While the depth of detail in each species account is striking, I’m most impressed by the breadth of coverage that this guide provides. It is no small feat to document the complete vocal repertoires of 537 species. I have built my career as an ornithologist on studying birdsong, and yet I can’t come close to Pieplow’s expertise in recognizing the variety of avian sounds across North America. I can happily describe the complete vocal acrobatics of a few species in great detail. Want to know about Rock Wren songs? Ask away! But if you asked me to tell you about every noise regularly made by every duck in California, I would be struck speechless. Luckily, I don’t really need to answer that question myself; I can refer you to this field guide.

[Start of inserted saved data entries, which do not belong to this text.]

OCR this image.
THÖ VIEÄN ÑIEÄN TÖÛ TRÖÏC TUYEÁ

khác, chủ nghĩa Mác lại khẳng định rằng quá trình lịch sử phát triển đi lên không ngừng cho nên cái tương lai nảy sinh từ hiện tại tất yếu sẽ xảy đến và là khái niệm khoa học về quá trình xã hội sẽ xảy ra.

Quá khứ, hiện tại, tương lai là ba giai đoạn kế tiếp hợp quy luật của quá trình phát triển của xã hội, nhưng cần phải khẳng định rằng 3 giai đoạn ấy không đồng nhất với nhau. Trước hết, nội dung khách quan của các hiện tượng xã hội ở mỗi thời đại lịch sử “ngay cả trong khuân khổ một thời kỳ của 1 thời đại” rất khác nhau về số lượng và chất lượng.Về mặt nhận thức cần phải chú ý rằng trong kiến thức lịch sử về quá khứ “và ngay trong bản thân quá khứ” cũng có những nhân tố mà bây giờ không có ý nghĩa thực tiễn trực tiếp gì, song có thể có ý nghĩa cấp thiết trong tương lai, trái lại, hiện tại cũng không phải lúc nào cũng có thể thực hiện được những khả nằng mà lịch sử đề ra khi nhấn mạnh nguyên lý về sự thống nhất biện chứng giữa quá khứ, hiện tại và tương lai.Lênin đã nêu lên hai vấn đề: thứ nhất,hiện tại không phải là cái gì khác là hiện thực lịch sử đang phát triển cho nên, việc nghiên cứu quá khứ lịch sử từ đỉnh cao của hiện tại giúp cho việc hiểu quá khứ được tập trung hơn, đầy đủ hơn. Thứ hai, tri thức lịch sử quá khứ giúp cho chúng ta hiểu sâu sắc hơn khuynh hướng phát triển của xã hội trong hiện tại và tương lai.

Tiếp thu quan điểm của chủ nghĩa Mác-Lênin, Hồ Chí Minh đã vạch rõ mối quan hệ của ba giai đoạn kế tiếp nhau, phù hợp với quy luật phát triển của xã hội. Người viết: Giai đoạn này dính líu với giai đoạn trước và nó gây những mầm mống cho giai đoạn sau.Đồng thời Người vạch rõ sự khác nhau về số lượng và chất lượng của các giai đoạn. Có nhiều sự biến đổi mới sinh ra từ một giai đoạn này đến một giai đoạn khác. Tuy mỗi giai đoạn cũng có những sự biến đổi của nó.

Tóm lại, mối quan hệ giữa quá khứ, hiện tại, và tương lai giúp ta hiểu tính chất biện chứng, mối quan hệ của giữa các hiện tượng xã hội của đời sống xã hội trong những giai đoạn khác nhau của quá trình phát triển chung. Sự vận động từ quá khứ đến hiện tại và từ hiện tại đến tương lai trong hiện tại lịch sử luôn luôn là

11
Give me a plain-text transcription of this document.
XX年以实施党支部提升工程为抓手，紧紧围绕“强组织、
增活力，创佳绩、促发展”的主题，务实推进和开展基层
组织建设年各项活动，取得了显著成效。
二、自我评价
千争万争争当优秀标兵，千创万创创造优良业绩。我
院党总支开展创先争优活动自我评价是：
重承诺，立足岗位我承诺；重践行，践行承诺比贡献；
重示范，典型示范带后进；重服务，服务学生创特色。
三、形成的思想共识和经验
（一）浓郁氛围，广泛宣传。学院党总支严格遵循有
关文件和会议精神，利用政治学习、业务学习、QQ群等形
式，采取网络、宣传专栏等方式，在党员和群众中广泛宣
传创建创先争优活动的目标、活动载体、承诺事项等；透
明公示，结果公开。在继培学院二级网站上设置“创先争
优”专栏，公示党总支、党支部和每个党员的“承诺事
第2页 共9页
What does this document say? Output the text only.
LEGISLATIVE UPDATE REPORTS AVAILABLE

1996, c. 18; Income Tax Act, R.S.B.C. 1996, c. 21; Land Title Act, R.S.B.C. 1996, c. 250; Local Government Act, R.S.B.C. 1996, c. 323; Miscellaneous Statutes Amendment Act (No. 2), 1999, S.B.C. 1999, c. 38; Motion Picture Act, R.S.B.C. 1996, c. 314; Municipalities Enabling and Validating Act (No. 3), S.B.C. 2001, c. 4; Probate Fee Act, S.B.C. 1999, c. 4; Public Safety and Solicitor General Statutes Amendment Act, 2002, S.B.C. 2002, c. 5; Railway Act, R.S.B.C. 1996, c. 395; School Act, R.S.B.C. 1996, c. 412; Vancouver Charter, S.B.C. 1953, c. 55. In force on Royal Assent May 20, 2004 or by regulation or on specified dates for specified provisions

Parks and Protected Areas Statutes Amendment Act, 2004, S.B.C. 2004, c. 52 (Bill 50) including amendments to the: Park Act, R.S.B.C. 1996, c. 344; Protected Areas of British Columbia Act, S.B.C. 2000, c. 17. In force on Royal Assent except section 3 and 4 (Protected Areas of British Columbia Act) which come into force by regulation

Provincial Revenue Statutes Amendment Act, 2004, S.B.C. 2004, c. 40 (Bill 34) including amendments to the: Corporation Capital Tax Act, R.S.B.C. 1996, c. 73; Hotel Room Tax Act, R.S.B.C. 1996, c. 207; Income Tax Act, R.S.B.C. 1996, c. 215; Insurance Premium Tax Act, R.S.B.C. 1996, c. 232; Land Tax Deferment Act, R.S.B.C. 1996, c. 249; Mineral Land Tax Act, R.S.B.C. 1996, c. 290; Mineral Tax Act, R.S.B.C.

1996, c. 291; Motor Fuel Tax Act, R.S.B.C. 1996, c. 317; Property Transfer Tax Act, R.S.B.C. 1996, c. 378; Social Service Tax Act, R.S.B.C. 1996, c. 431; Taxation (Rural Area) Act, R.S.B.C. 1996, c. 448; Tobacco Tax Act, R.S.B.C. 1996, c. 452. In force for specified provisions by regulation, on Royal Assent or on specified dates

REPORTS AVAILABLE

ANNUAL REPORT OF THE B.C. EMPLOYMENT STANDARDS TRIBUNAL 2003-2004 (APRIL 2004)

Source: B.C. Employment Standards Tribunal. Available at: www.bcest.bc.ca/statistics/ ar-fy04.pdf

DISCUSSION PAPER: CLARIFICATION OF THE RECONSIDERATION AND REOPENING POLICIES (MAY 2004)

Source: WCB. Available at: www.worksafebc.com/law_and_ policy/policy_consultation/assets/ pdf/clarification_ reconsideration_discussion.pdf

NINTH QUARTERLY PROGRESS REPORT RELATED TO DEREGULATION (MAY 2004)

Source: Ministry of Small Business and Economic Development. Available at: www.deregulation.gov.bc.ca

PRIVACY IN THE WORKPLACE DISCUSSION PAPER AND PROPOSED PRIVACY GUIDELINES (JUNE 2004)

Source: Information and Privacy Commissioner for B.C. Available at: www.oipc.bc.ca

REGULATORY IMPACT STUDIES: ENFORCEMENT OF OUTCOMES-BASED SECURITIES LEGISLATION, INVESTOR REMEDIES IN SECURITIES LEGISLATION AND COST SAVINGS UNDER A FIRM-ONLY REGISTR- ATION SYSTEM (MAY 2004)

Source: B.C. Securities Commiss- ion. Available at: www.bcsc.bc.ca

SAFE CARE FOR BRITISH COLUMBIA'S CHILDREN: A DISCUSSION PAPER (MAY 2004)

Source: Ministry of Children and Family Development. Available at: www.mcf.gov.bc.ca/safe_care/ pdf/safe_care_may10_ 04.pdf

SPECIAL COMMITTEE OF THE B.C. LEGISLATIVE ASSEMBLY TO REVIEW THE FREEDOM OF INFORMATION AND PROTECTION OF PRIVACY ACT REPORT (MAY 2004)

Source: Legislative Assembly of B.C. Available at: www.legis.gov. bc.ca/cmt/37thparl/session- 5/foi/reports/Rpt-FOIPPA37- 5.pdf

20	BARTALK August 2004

How is one to make the best possible use of the Peterson Field Guide to Bird Sounds of Western North America? If you take it with you while birding, there’s a helpful index to bird sounds at the end of the book. When you hear a buzzy up-slurred note, you can consult the index for a list of birds that make such sounds. When you hear a song with a distinctive phrasing structure, you can look that up too. On days when you don’t want to carry it around in the field, you can still use this guide to improve your field identification skills. A little bit of study at home will teach you what to listen for and how to detect acoustic field marks. To document those field marks, you might be inspired to start recording more of the birds you encounter. With just an app on your phone, you can capture any bird sounds that have been eluding identification. Press record, bring them home, turn them into spectrograms, and use this reference to identify them. How many times have you done the same for a visual ID, snapping a picture to take home and pore over for subtleties? Now you have a way to do the same with vocalizations. My many years of poring over spectrograms have revealed to me amazing details found in the songs and calls of birds. I hope that readers of this guide will go down a similar path of discovery, joy, and appreciation.
Lauryn Benedict is Associate Professor of Biological Sciences at the University of Northern Colorado, where she teaches ornithology, animal behavior, and animal diversity. She has long been fascinated by avian sociality, with an emphasis on how birds use sounds to signal meaning and coordinate behaviors. Her recent work examines the evolution of song in both male and female songbirds.